Yes My name is mistaken by immigration because usually most Brazilian have two last names ( one from mommy family side and other for daddy family side) here the use the last name as a middle name and is confuse because some paper from immigration have one way, but my social security is different, my drive license is different . So i decided make things easier and just take everything like SS, Green Card, Birth certificate, passport etc so i can proof myself. ( I mean only when is necessary like Motor Vehicle etc..)

Guilherme

Even some relatives from my paternal family in the UK cannot speak my name correctly "LH" is nearly impossible for britons to get right.

My parents wanted my name to be bilingual like Eric or Arthur, but at the last minute they decided to name me after my Dad's best friend in Brazil.

When I moved to London few people could say my name correctly, even people from latin countries had a difficult time saying Guilherme.

Oddly enough many people thought it was a Danish name.

RogerPenna

Believe it or not, people are able to misspell my girlfriends name... HERE IN BRAZIL.

And no, its not a complicated name... its Alessandra. But for some reason, there are lot of illiterate people hanging around, that hear AleSSandra and always ask if its written with an X. NO!! It it was an X, it would sound completely different! SS DOES NOT SOUND like X in portuguese!!

Her last name is german and has only one vowel (and 6 consonants) so obviously, outside of southern Brazil where german last names are more common, people have quite a difficult time getting it right too.

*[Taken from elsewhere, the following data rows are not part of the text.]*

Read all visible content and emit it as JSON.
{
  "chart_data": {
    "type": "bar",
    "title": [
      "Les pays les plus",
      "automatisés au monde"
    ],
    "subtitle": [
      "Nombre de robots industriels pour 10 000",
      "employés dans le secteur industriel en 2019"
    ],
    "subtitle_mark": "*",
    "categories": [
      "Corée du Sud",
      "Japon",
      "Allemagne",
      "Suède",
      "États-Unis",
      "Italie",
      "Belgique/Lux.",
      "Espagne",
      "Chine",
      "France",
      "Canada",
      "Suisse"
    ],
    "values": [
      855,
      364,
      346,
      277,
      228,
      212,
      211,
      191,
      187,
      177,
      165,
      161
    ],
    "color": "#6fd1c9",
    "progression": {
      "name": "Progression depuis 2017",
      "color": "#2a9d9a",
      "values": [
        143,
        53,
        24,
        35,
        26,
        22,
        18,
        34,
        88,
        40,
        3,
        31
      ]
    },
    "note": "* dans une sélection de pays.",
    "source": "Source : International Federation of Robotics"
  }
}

@Guilherme... just tell them to call you William... the english equivalent name. (funny how different is the name!)

Jochen Junker

@Gringa: In Germany there is/was a well known Soccer player: JJ Okocha. Hence my computer login and eMail became jj@lab. Then I applied for my PostDoc in the US using that eMail and I was automatically introduced as JJ to people there. It was too straight forward.
In Brazil it is different. I admit, being compared to Jô would be great. But most people really want to say my name. It is part of the process of assimilation ;-) Also, I am head of a research group and the students actually like to stress that they get firsthand "out-of-Brazil" informations from a foreigner.